DALLAS (CBS 11 NEWS) – As the Dallas County Commissioners Court convened for the first time since Commissioner John Wiley Price and three others were arrested and charged in a federal corruption probe, it was business as usual. Extra security was noticeable — but the expected crowds and heightened controversy never materialized. Still, the indictment was not being ignored.
“What has taken place here has shaken the very foundation of this institution,” District 2 Commissioner Mike Cantrell said. “It goes directly opposite of what the public expects from their government. They want to know that there’s a level playing field, and they can trust and have confidence in their government that they’re going to do the right thing.”
Cantrell, a frequent Price adversary on the court, acknowledges that Commissioner Price is innocent until proven guilty. But, the republican still says the county cannot wait until the trial to address public perceptions of dishonesty in county business dealings.
“So, we need to look at different ways we can effect change regarding procurement.”
Last month, Commissioner Price was charged in an 11 count federal indictment accusing him of trading his influence for cash, land and cars. Price has pleaded not guilty and insists he will not resign his position. So he will remain.
“The court really doesn’t have the power to remove anyone,” explained Dallas County Judge Clay Jenkins. Instead, Jenkins says he wanted to remain focused on minimizing the distraction and continue efforts to tighten any loopholes in the county bid process.
Still, that didn’t stop Dallas County Republican Party Chair Wade Emmert from challenging the court to take action. He spoke during the public comment portion of the meeting, and called for there, as he has previously, for Commissioner Price to step down.

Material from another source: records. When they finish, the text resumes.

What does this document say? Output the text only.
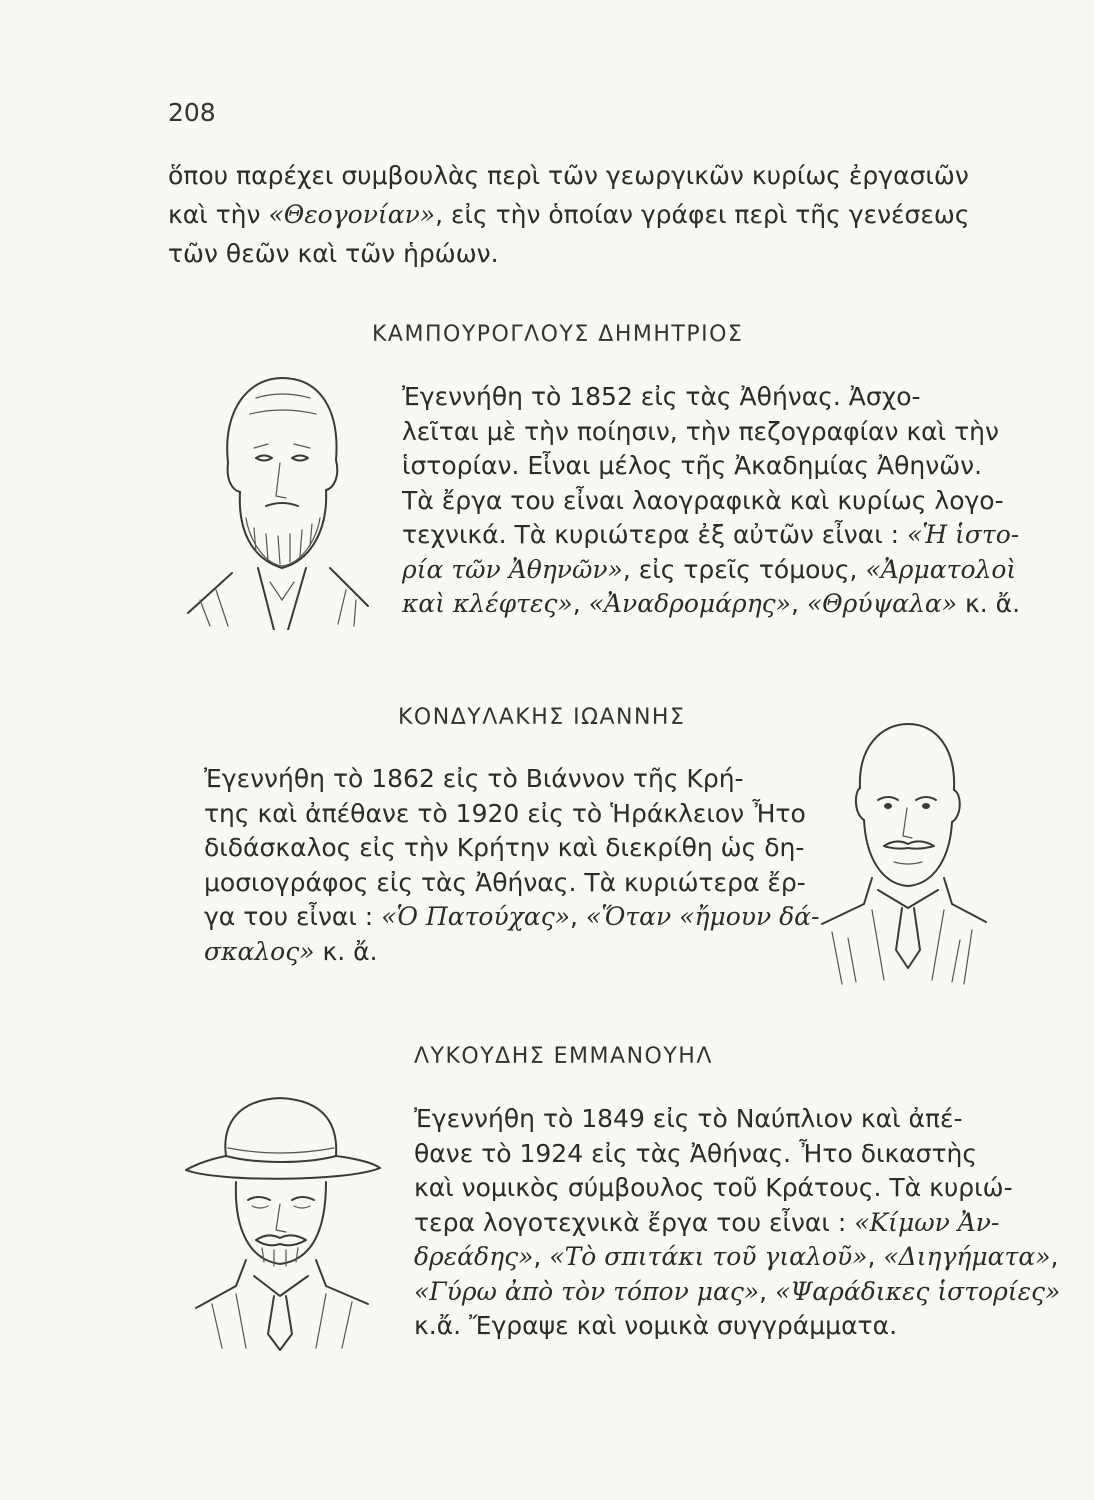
208
ὅπου παρέχει συμβουλὰς περὶ τῶν γεωργικῶν κυρίως ἐργασιῶν
καὶ τὴν «Θεογονίαν», εἰς τὴν ὁποίαν γράφει περὶ τῆς γενέσεως
τῶν θεῶν καὶ τῶν ἡρώων.
ΚΑΜΠΟΥΡΟΓΛΟΥΣ ΔΗΜΗΤΡΙΟΣ
Ἐγεννήθη τὸ 1852 εἰς τὰς Ἀθήνας. Ἀσχο-
λεῖται μὲ τὴν ποίησιν, τὴν πεζογραφίαν καὶ τὴν
ἱστορίαν. Εἶναι μέλος τῆς Ἀκαδημίας Ἀθηνῶν.
Τὰ ἔργα του εἶναι λαογραφικὰ καὶ κυρίως λογο-
τεχνικά. Τὰ κυριώτερα ἐξ αὐτῶν εἶναι : «Ἡ ἱστο-
ρία τῶν Ἀθηνῶν», εἰς τρεῖς τόμους, «Ἀρματολοὶ
καὶ κλέφτες», «Ἀναδρομάρης», «Θρύψαλα» κ. ἄ.
ΚΟΝΔΥΛΑΚΗΣ ΙΩΑΝΝΗΣ
Ἐγεννήθη τὸ 1862 εἰς τὸ Βιάννον τῆς Κρή-
της καὶ ἀπέθανε τὸ 1920 εἰς τὸ Ἡράκλειον Ἦτο
διδάσκαλος εἰς τὴν Κρήτην καὶ διεκρίθη ὡς δη-
μοσιογράφος εἰς τὰς Ἀθήνας. Τὰ κυριώτερα ἔρ-
γα του εἶναι : «Ὁ Πατούχας», «Ὅταν «ἤμουν δά-
σκαλος» κ. ἄ.
ΛΥΚΟΥΔΗΣ ΕΜΜΑΝΟΥΗΛ
Ἐγεννήθη τὸ 1849 εἰς τὸ Ναύπλιον καὶ ἀπέ-
θανε τὸ 1924 εἰς τὰς Ἀθήνας. Ἦτο δικαστὴς
καὶ νομικὸς σύμβουλος τοῦ Κράτους. Τὰ κυριώ-
τερα λογοτεχνικὰ ἔργα του εἶναι : «Κίμων Ἀν-
δρεάδης», «Τὸ σπιτάκι τοῦ γιαλοῦ», «Διηγήματα»,
«Γύρω ἀπὸ τὸν τόπον μας», «Ψαράδικες ἱστορίες»
κ.ἄ. Ἔγραψε καὶ νομικὰ συγγράμματα.
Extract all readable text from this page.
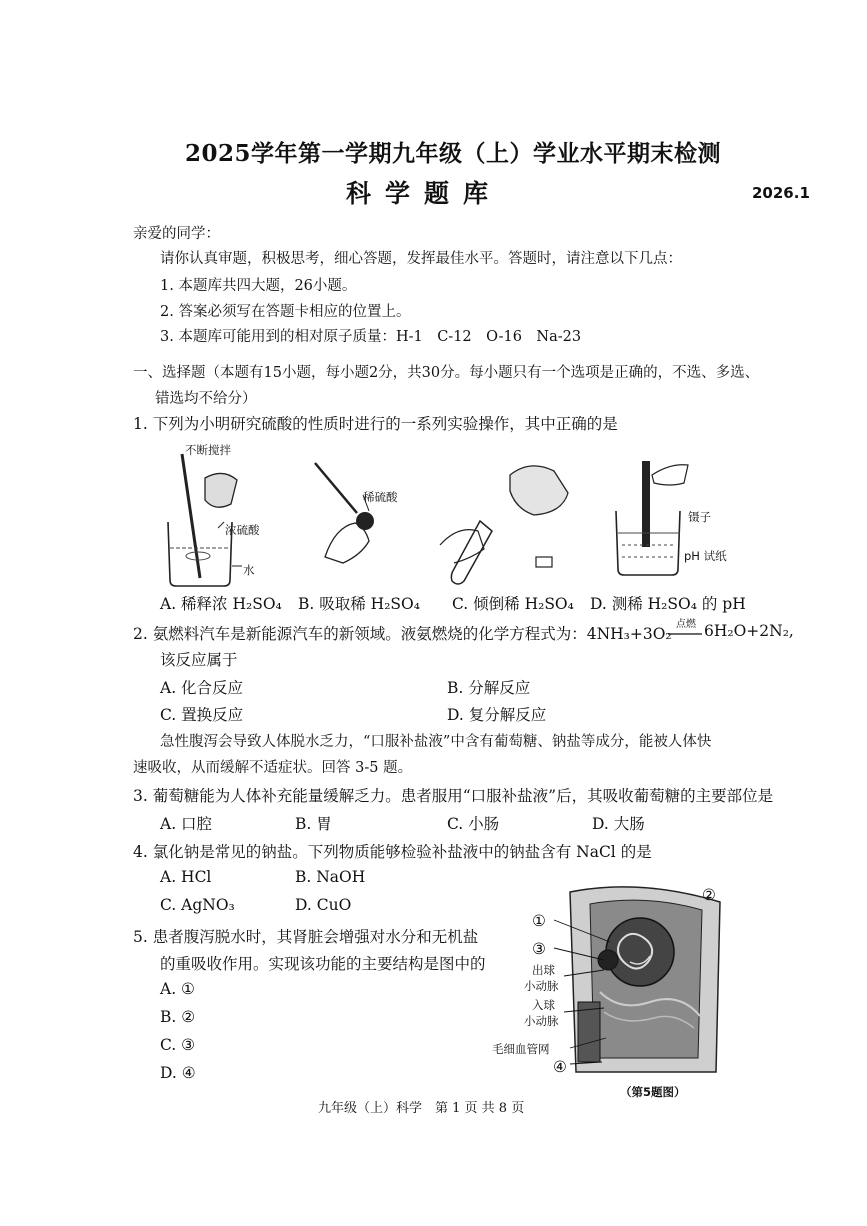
2025学年第一学期九年级（上）学业水平期末检测
科学题库	2026.1
亲爱的同学：
请你认真审题，积极思考，细心答题，发挥最佳水平。答题时，请注意以下几点：
1. 本题库共四大题，26小题。
2. 答案必须写在答题卡相应的位置上。
3. 本题库可能用到的相对原子质量：H-1　C-12　O-16　Na-23
一、选择题（本题有15小题，每小题2分，共30分。每小题只有一个选项是正确的，不选、多选、
错选均不给分）
1. 下列为小明研究硫酸的性质时进行的一系列实验操作，其中正确的是
不断搅拌
浓硫酸
水
稀硫酸
镊子
pH 试纸
A. 稀释浓 H₂SO₄ B. 吸取稀 H₂SO₄ C. 倾倒稀 H₂SO₄ D. 测稀 H₂SO₄ 的 pH
2. 氨燃料汽车是新能源汽车的新领域。液氨燃烧的化学方程式为：4NH₃+3O₂
点燃 6H₂O+2N₂,
该反应属于
A. 化合反应	B. 分解反应
C. 置换反应	D. 复分解反应
急性腹泻会导致人体脱水乏力，“口服补盐液”中含有葡萄糖、钠盐等成分，能被人体快
速吸收，从而缓解不适症状。回答 3-5 题。
3. 葡萄糖能为人体补充能量缓解乏力。患者服用“口服补盐液”后，其吸收葡萄糖的主要部位是
A. 口腔	B. 胃	C. 小肠	D. 大肠
4. 氯化钠是常见的钠盐。下列物质能够检验补盐液中的钠盐含有 NaCl 的是
A. HCl	B. NaOH
C. AgNO₃	D. CuO
5. 患者腹泻脱水时，其肾脏会增强对水分和无机盐
的重吸收作用。实现该功能的主要结构是图中的
A. ①
B. ②
C. ③
D. ④
①
②
③
出球
小动脉
入球
小动脉
毛细血管网
④
（第5题图）
九年级（上）科学　第 1 页 共 8 页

“I don’t think this Commissioners Court should sit idly by while Commissioner Price continues to hold the position of trust and influence that he’s alleged to have betrayed,” he said.
Price appeared unmoved by the comments – showing no reaction to calls for his resignation, or to support from speakers who argued that he is being targeted for his outspoken, unapologetic advocacy for the poor and people of color.
Meanwhile, Commissioner Cantrell told CBS 11 News that he is working on a resolution of some sort to express his displeasure —even while acknowledging that the move cannot remove Price from his position.
“It may be symbolic,” Cantrell admitted, “but it also sends a message that we expect a lot of our elected officials. And we set that bar high.”
Price could be forced out of Commissioners Court if he is convicted.